Are Saltwater Aquariums Bad for the Environment?

Sunday, September 13, 2009

I used to be an enthusiastic aquarist, and only the lack of space where I live now is keeping me from starting a new one.  But ever since I was a kid, I dreamed of having a saltwater aquarium; having grown up going to Puerto Galera every summer, I wanted to bring back a piece of that wonderful ocean experience with me. Turns out it may have been a good thing I never did get one.

Why? Well, I was wondering about this magnificent dragon-like fish, the ribbon eel, and in researching it, found some disturbing facts.  I was wondering what had happened to this fish, as I used to see a lot of them in aquariums in the 70’s and 80’s, but now I don’t; and I used to see them in Batangas when we’d go snorkeling there, and up to now I’ve yet to see one again in Anilao. Last time I saw a ribbon eel in the wild was in Bauan, off the El Capitan resort (now Divers’ Sanctuary), back in 1994.

Have they gotten scarcer? Have they simply lost popularity with aquarium keepers? Or worse – have they been overfished?

The latter may just be the answer. Up to now, most saltwater fish are sourced from the wild, unlike freshwater aquarium fish which now come from farms. Government officials will usually say this is good for the fishing communities, as it gives the fishermen an additional source of livelihood; but on the other hand it encourages destructive practices such as using cyanide to stun the fish (killing other organisms in the area), and overfishing the sensitive reef habitats.  (Here’s another article on cyanide fishing, this one focusing on the Hong Kong food market, and another from Australia, on why it’s a bad idea to buy cyanided fish.).

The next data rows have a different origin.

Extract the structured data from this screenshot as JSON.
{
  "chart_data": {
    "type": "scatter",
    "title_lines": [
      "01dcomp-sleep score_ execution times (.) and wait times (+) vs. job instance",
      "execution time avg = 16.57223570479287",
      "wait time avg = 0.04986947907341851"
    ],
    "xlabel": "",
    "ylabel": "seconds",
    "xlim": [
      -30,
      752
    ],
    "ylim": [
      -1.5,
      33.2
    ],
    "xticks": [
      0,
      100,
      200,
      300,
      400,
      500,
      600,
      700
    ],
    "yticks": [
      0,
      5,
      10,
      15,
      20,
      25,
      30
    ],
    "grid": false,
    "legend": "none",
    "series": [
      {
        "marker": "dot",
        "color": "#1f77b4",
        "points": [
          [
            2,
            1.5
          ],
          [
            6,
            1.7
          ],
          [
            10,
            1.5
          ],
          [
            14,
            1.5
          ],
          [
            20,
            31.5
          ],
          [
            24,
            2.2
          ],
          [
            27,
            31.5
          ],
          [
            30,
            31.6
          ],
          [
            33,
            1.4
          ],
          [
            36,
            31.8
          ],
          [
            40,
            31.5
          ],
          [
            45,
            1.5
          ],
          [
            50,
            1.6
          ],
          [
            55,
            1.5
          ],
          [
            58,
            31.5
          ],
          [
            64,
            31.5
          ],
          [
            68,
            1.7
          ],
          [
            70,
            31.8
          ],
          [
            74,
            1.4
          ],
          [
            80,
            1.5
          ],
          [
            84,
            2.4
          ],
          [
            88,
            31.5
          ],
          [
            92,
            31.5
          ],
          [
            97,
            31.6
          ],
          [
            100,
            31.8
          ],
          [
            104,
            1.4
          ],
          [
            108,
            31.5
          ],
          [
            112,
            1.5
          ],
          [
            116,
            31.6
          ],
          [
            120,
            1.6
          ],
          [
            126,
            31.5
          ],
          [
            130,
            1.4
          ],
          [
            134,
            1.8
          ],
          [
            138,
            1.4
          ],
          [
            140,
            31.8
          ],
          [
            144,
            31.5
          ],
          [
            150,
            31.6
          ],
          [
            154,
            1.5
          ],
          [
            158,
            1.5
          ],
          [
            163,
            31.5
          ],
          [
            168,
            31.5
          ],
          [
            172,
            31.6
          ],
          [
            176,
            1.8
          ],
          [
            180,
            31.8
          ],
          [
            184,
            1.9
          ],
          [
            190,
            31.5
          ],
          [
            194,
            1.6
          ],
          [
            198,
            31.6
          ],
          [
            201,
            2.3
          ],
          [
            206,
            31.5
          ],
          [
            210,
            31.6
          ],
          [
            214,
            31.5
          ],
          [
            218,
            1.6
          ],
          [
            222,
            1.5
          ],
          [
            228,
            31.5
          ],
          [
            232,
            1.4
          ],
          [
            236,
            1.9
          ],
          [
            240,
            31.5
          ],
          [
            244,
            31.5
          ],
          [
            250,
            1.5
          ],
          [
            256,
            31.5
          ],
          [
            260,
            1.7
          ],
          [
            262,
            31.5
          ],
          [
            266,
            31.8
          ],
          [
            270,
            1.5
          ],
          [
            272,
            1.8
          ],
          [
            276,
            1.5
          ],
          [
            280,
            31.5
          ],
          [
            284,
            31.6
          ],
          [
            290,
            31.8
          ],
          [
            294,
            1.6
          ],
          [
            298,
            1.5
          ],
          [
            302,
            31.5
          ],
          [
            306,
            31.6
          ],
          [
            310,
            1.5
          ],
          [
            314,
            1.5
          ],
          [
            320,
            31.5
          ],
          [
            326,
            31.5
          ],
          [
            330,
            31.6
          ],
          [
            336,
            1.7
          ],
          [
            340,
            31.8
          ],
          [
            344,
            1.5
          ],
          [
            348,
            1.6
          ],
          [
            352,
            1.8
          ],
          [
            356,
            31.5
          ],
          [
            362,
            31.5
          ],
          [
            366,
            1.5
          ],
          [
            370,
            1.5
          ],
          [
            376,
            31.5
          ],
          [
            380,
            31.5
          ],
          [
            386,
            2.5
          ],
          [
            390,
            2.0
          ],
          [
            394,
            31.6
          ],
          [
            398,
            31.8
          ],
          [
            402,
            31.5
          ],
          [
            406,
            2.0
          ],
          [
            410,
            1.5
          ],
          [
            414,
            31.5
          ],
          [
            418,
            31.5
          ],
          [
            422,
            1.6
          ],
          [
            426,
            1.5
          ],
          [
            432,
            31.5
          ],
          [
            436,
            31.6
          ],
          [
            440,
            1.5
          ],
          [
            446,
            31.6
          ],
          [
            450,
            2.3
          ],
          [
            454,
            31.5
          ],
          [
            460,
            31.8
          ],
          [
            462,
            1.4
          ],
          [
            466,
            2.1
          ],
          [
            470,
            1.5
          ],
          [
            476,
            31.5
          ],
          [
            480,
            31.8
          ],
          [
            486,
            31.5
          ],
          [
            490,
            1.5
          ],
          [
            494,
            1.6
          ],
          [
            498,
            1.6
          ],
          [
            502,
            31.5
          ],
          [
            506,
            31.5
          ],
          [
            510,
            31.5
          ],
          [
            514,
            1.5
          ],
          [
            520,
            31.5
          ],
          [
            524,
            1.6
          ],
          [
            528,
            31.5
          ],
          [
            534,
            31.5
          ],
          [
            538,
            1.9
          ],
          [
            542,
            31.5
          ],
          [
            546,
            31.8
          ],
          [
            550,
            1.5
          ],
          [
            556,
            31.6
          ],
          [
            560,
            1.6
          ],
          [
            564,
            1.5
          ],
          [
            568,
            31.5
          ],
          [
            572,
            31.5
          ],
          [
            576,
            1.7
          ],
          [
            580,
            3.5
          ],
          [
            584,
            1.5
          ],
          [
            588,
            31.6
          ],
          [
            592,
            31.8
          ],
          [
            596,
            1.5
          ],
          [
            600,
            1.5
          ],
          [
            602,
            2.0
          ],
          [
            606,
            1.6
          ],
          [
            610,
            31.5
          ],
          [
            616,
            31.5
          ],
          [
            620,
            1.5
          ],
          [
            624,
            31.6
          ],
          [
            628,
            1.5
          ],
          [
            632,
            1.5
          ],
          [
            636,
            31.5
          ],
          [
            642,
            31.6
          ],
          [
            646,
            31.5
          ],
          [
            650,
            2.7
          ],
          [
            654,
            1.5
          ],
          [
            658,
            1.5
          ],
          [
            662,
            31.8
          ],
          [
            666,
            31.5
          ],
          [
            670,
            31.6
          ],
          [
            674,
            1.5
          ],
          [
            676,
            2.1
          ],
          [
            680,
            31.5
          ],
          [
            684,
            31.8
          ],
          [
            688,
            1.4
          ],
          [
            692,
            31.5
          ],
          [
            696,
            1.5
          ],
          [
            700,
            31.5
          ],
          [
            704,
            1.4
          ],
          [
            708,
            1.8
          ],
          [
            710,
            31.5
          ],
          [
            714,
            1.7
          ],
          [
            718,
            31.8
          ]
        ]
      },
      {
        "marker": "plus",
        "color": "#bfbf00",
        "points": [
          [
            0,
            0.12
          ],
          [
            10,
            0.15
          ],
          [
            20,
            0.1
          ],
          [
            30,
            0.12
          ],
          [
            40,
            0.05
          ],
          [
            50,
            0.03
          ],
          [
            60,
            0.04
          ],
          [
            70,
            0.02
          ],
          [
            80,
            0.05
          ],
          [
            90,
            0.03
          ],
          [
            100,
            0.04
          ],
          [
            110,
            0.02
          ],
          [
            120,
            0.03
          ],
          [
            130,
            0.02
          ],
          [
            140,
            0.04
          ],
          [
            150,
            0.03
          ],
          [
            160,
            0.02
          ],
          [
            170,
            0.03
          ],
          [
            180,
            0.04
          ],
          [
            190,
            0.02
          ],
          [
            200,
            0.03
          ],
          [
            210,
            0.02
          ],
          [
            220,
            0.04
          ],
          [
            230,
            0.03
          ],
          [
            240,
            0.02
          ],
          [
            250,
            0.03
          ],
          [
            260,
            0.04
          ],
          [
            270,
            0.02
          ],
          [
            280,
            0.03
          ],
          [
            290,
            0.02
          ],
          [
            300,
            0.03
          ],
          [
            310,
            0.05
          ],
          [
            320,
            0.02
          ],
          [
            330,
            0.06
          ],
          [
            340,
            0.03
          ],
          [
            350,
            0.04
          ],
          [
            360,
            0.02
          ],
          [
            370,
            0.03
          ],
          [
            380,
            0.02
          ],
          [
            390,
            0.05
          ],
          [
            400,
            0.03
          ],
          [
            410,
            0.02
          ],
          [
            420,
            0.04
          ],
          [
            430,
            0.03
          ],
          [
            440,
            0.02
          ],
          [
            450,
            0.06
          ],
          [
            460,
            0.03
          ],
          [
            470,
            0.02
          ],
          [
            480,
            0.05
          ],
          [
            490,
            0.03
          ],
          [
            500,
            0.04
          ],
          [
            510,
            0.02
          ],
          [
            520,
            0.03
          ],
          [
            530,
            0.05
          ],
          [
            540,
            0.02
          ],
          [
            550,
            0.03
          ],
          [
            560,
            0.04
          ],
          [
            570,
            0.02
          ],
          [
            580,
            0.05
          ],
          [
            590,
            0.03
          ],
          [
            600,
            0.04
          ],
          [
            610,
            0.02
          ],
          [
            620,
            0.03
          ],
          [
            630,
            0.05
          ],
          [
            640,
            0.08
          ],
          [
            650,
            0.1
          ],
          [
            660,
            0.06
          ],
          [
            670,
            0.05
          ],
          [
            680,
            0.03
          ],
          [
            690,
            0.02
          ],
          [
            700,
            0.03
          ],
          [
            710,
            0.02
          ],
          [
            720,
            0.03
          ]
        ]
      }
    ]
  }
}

If you’ve ever gone snorkeling or diving, you’ll notice that some of the most beautiful fish are only seen in ones and twos, scattered across the reef.  In other words, there aren’t too many of those species on any one reef. Giving fishermen incentive to catch more of them – which is exactly what market forces do – can lead to unsustainable harvesting.

From an environmentalist’s point of view, a saltwater aquarium has many negatives: it encourages the destructive catching of reef fish; it adds to electrical consumption by its need for pumps, filters and lights, and in temperate regions, heating; and because some fish like the ribbon eel are very sensitive and hard to keep, fish mortality is often high.  Which in turn can drive even more buying, driving the cycle of overharvesting.

So: goodbye to my plans for a saltwater aquarium, and I’ll just use the money to get to Batangas. Where I’ll see more than I can keep in any aquarium, even if I were as rich as Henry Sy.  And when I do get space for a new aquarium, I’ll be happy to stock it with gouramis.